2. Because of franchise fatigue. This might be a reason for people not to get into it, but does not explain why so many people who did watch it didn't like it. Read some of the contemporary reviews--they put a lot of time, effort, and thought into a show they ultimately disliked, or gave up on (e.g. Tim Lynch). You don't do that if you're not devoted to a franchise. (The writers may have been suffering from franchise fatigue, though. Maybe they hated Voyager?)
 
It didn't follow it's premise and became ToS/TNG but less interesting. The concept of a lost ship with a split crew could've made for an interesting dynamic. Should've been more focus on survival AND on a differing crew that doesn't act just like Star Fleet since they were not all Star Fleet crew. This is quickly abandoned or dismissed and it gave the series of feel of no true consequences where nothing happens matter. Too much reliance on last second technobabble to save the day, yes that happens in every series but it stood out too much in Voyager.

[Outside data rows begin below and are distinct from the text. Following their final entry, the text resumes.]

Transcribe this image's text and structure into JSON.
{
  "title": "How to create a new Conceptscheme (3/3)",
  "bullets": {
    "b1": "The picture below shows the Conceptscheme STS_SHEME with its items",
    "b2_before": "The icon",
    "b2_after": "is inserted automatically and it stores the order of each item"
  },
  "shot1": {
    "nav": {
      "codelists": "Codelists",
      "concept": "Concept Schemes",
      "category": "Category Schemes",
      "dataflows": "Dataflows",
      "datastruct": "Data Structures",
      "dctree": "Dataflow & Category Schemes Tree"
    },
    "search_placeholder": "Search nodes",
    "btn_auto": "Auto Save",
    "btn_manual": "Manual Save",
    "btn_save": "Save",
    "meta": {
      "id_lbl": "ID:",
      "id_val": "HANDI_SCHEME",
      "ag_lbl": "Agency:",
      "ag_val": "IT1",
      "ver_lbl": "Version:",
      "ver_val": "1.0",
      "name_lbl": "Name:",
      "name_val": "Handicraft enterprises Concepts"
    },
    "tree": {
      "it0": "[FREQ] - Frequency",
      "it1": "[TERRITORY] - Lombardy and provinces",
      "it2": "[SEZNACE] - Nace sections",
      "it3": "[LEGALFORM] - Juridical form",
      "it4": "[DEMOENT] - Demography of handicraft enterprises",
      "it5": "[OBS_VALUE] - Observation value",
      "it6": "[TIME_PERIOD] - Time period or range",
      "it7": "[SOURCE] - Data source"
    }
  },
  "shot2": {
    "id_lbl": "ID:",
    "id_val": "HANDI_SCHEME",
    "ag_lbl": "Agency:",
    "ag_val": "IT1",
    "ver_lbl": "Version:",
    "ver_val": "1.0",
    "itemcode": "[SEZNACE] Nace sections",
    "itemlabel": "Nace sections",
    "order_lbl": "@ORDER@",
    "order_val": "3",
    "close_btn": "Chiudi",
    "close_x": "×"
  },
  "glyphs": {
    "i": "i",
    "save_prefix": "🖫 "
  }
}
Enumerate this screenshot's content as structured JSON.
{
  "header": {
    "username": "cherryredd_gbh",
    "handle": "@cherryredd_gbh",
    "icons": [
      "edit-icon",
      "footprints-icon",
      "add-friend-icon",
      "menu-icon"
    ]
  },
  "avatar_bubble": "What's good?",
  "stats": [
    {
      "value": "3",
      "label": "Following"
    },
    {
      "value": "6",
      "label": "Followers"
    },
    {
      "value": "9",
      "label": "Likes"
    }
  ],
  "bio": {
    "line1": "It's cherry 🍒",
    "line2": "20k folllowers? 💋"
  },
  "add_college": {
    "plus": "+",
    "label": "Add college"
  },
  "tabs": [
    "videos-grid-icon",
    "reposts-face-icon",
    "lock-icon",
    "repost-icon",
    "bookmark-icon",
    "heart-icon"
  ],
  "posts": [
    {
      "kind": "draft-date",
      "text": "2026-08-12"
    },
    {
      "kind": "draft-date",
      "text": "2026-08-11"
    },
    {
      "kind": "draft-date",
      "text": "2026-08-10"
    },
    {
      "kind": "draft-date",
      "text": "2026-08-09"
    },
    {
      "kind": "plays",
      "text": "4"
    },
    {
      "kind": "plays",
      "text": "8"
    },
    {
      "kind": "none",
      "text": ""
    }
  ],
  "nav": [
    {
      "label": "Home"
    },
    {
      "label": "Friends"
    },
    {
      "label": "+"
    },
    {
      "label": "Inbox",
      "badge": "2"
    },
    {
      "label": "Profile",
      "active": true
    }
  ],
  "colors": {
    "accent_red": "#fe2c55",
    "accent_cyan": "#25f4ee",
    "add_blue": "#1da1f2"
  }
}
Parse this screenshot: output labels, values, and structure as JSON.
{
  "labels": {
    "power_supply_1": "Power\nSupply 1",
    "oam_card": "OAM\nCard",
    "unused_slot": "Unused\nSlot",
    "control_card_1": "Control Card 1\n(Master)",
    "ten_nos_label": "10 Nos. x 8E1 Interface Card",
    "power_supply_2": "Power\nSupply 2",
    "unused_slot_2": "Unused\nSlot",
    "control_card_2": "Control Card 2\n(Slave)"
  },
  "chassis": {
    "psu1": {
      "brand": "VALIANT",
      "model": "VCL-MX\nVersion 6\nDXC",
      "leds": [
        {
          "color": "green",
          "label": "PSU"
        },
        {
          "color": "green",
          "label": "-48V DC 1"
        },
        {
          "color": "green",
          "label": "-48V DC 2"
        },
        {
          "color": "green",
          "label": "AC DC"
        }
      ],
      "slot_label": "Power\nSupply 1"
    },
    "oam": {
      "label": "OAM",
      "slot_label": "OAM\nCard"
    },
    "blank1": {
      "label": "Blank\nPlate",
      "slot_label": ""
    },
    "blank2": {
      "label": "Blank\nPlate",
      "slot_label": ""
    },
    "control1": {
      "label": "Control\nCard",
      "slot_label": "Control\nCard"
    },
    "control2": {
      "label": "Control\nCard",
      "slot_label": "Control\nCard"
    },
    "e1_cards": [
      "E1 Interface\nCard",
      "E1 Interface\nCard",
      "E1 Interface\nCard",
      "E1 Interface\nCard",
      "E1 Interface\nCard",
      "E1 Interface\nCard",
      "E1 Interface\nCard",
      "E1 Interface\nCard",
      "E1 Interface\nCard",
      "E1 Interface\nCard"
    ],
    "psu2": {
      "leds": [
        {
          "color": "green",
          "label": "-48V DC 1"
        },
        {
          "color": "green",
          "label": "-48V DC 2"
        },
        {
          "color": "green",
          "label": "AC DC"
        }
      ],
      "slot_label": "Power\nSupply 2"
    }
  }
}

The fundamental flaw in the premise is that they basically had two options: either elect to stay in the Delta Quadrant and explore for a bit, or else "set a course for home". While it might seem like the latter still affords a little opportunity for the former, the reality is that Voyager could never have done meaningful story-arcs in the way that DS9 or even TNG frequently did, because unlike both of those shows, Voyager was constantly moving on from the latest situation. The format by its very nature abhored the idea of recurring guest planets. And as for the Maquis, for all it's good intentions in allowing for character conflict, it's just another dead-end: how long could they have really had these two crews at each others throats before it would become implausible, anyway?

So have you seen the nuBSG by Ron Moore from 10 years ago? Cause they did all of that.

Deciding to head towards the alpha contract didn't kill the show. Having characters that don't properly develop or change does. Ignoring the survival aspects to crew and ship does.

The two crews don't have to constantly be at each others throats. But the crew could develop and function differently and distinctly from other star fleet crews like we had previously seen on TNG and ToS.


The show would've been a lot more acceptable if they were just a deep space exploration vessel that at least had access to Star Bases from time to time and just dropped the entire maquis plot from the beginning. I mean they basically did do that but it's kind of hard to ignore based on the setup of the series.
 
Voyager is the only series I do not own nor will I ever own.

Voyager should have followed ( or lead as it had not yet been made) the remake of Battlestar Galactia. It should have shown a failing ship with shortage of supplies, poor morale, struggling to keep discipline.

Instead they brought in 7 of 9, great eye candy but so blatantly just an excuse to show a sexy lady in tight clothes for ratings.